Ask Simon Bloom: Can a municipality hold developers over a barrel for work they never signed up for?

Q:  Cities and counties are seeking to extract extra fees and extra work to complete horizontal development in revived subdivisions now that new builders are coming in and building houses again. These municipalities are holding building permits and C.O.’s hostage until the builder performs work on common areas, streets, sidewalks and the like.  Often, the reason the works are incomplete is that the city or county failed to hold the developer or surety responsible for said work. Can they hold me over a barrel and force me to perform work on property I don’t own and for tasks I never signed up for?

A:  NO. To understand what this question is about, we must first examine a common situation that arises in the course of real estate development. Developers will often begin work on subdivisions pursuant to written maintenance and performance agreement with the county. These agreements are typically supported by a surety bond posted by the developer that serves, in part, to ensure the developer’s completion of the project. This means that if a developer runs out of money or loses the property to the bank, the county has a right to collect on the surety bond to complete the development.

Unfortunately, counties sometimes drop the ball on pursuing the bond funds—either they try to collect outside the claims period or they forget about the bond altogether. Then, to compensate for their error, counties pass the completion costs on to individual homeowners, associations and builders seeking permits to build houses. The question here is whether the county can hold your permits hostage and force you to do work that was never your responsibility.

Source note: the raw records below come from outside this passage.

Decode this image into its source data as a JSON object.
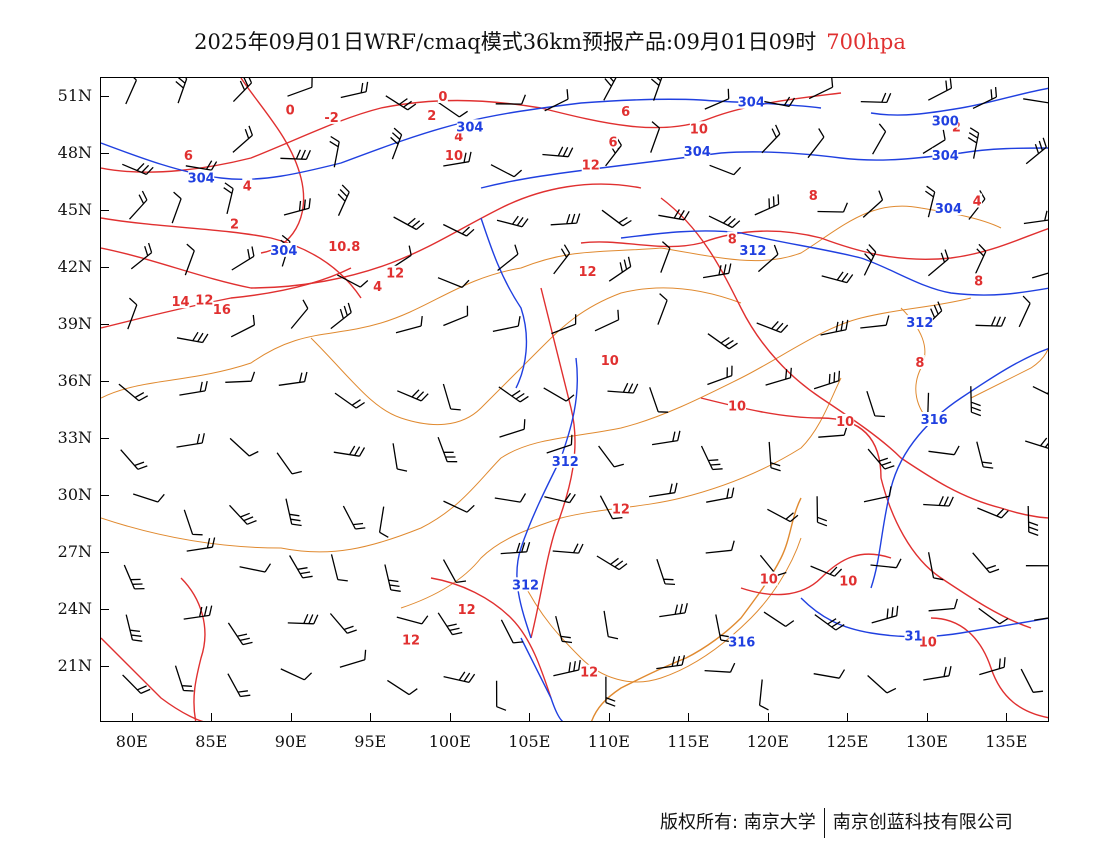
{
  "title": {
    "main": "2025年09月01日WRF/cmaq模式36km预报产品:09月01日09时",
    "level": "700hpa",
    "level_color": "#e03030"
  },
  "axes": {
    "lat_labels": [
      "51N",
      "48N",
      "45N",
      "42N",
      "39N",
      "36N",
      "33N",
      "30N",
      "27N",
      "24N",
      "21N"
    ],
    "lat_values": [
      51,
      48,
      45,
      42,
      39,
      36,
      33,
      30,
      27,
      24,
      21
    ],
    "lon_labels": [
      "80E",
      "85E",
      "90E",
      "95E",
      "100E",
      "105E",
      "110E",
      "115E",
      "120E",
      "125E",
      "130E",
      "135E"
    ],
    "lon_values": [
      80,
      85,
      90,
      95,
      100,
      105,
      110,
      115,
      120,
      125,
      130,
      135
    ]
  },
  "footer": {
    "left": "版权所有: 南京大学",
    "right": "南京创蓝科技有限公司"
  },
  "colors": {
    "temperature_contour": "#e03030",
    "geopotential_contour": "#2040e0",
    "boundary": "#e08a30",
    "wind_barb": "#000000"
  },
  "temperature_labels": [
    {
      "text": "0",
      "lon": 89.9,
      "lat": 50.3
    },
    {
      "text": "0",
      "lon": 99.5,
      "lat": 51.0
    },
    {
      "text": "-2",
      "lon": 92.5,
      "lat": 49.9
    },
    {
      "text": "2",
      "lon": 98.8,
      "lat": 50.0
    },
    {
      "text": "4",
      "lon": 100.5,
      "lat": 48.9
    },
    {
      "text": "6",
      "lon": 111.0,
      "lat": 50.2
    },
    {
      "text": "6",
      "lon": 110.2,
      "lat": 48.6
    },
    {
      "text": "6",
      "lon": 83.5,
      "lat": 47.9
    },
    {
      "text": "4",
      "lon": 87.2,
      "lat": 46.3
    },
    {
      "text": "10",
      "lon": 100.2,
      "lat": 47.9
    },
    {
      "text": "10",
      "lon": 115.6,
      "lat": 49.3
    },
    {
      "text": "12",
      "lon": 108.8,
      "lat": 47.4
    },
    {
      "text": "2",
      "lon": 86.4,
      "lat": 44.3
    },
    {
      "text": "10.8",
      "lon": 93.3,
      "lat": 43.1
    },
    {
      "text": "12",
      "lon": 96.5,
      "lat": 41.7
    },
    {
      "text": "12",
      "lon": 108.6,
      "lat": 41.8
    },
    {
      "text": "4",
      "lon": 95.4,
      "lat": 41.0
    },
    {
      "text": "12",
      "lon": 84.5,
      "lat": 40.3
    },
    {
      "text": "14",
      "lon": 83.0,
      "lat": 40.2
    },
    {
      "text": "16",
      "lon": 85.6,
      "lat": 39.8
    },
    {
      "text": "8",
      "lon": 117.7,
      "lat": 43.5
    },
    {
      "text": "8",
      "lon": 122.8,
      "lat": 45.8
    },
    {
      "text": "2",
      "lon": 131.8,
      "lat": 49.4
    },
    {
      "text": "4",
      "lon": 133.1,
      "lat": 45.5
    },
    {
      "text": "8",
      "lon": 133.2,
      "lat": 41.3
    },
    {
      "text": "8",
      "lon": 129.5,
      "lat": 37.0
    },
    {
      "text": "10",
      "lon": 110.0,
      "lat": 37.1
    },
    {
      "text": "10",
      "lon": 118.0,
      "lat": 34.7
    },
    {
      "text": "10",
      "lon": 124.8,
      "lat": 33.9
    },
    {
      "text": "12",
      "lon": 110.7,
      "lat": 29.3
    },
    {
      "text": "10",
      "lon": 120.0,
      "lat": 25.6
    },
    {
      "text": "10",
      "lon": 125.0,
      "lat": 25.5
    },
    {
      "text": "10",
      "lon": 130.0,
      "lat": 22.3
    },
    {
      "text": "12",
      "lon": 101.0,
      "lat": 24.0
    },
    {
      "text": "12",
      "lon": 97.5,
      "lat": 22.4
    },
    {
      "text": "12",
      "lon": 108.7,
      "lat": 20.7
    }
  ],
  "height_labels": [
    {
      "text": "304",
      "lon": 101.2,
      "lat": 49.4
    },
    {
      "text": "304",
      "lon": 118.9,
      "lat": 50.7
    },
    {
      "text": "304",
      "lon": 115.5,
      "lat": 48.1
    },
    {
      "text": "304",
      "lon": 84.3,
      "lat": 46.7
    },
    {
      "text": "304",
      "lon": 89.5,
      "lat": 42.9
    },
    {
      "text": "300",
      "lon": 131.1,
      "lat": 49.7
    },
    {
      "text": "304",
      "lon": 131.1,
      "lat": 47.9
    },
    {
      "text": "304",
      "lon": 131.3,
      "lat": 45.1
    },
    {
      "text": "312",
      "lon": 119.0,
      "lat": 42.9
    },
    {
      "text": "312",
      "lon": 129.5,
      "lat": 39.1
    },
    {
      "text": "316",
      "lon": 130.4,
      "lat": 34.0
    },
    {
      "text": "312",
      "lon": 107.2,
      "lat": 31.8
    },
    {
      "text": "312",
      "lon": 104.7,
      "lat": 25.3
    },
    {
      "text": "316",
      "lon": 118.3,
      "lat": 22.3
    },
    {
      "text": "31",
      "lon": 129.1,
      "lat": 22.6
    }
  ]
}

Unfortunately, most courts have found that property owners (new lot owners) do not have a right to access bond funds to complete a project because this right belongs only to the county or municipality that is named as an obligee in the bond.  However, all is not lost.  A homeowner or successor builder may have recourse through what is known as a writ of mandamus.  A writ of mandamus is a petition brought to compel a public official to act in accordance with how he or she is required by law. A court will grant a petition either where the official’s act was mandatory, or, if the act was discretionary, where the official’s failure to act was a gross abuse of discretion in that it was arbitrary, capricious, and unreasonable.  Although there is little law in Georgia involving writs of mandamus in the context of completion bonds, in other jurisdictions property owners have brought such claims with moderate success.

With the right set of facts, a lot owner would be entitled to a court order requiring the county to pursue the surety for the funds to complete the subdivision and issue our final plat, building permits, or C.O.  At a very minimum, the court should find that the county cannot hold permits or other entitlements hostage as leverage to force a builder to spend money or perform tasks never required by contract or operation of law.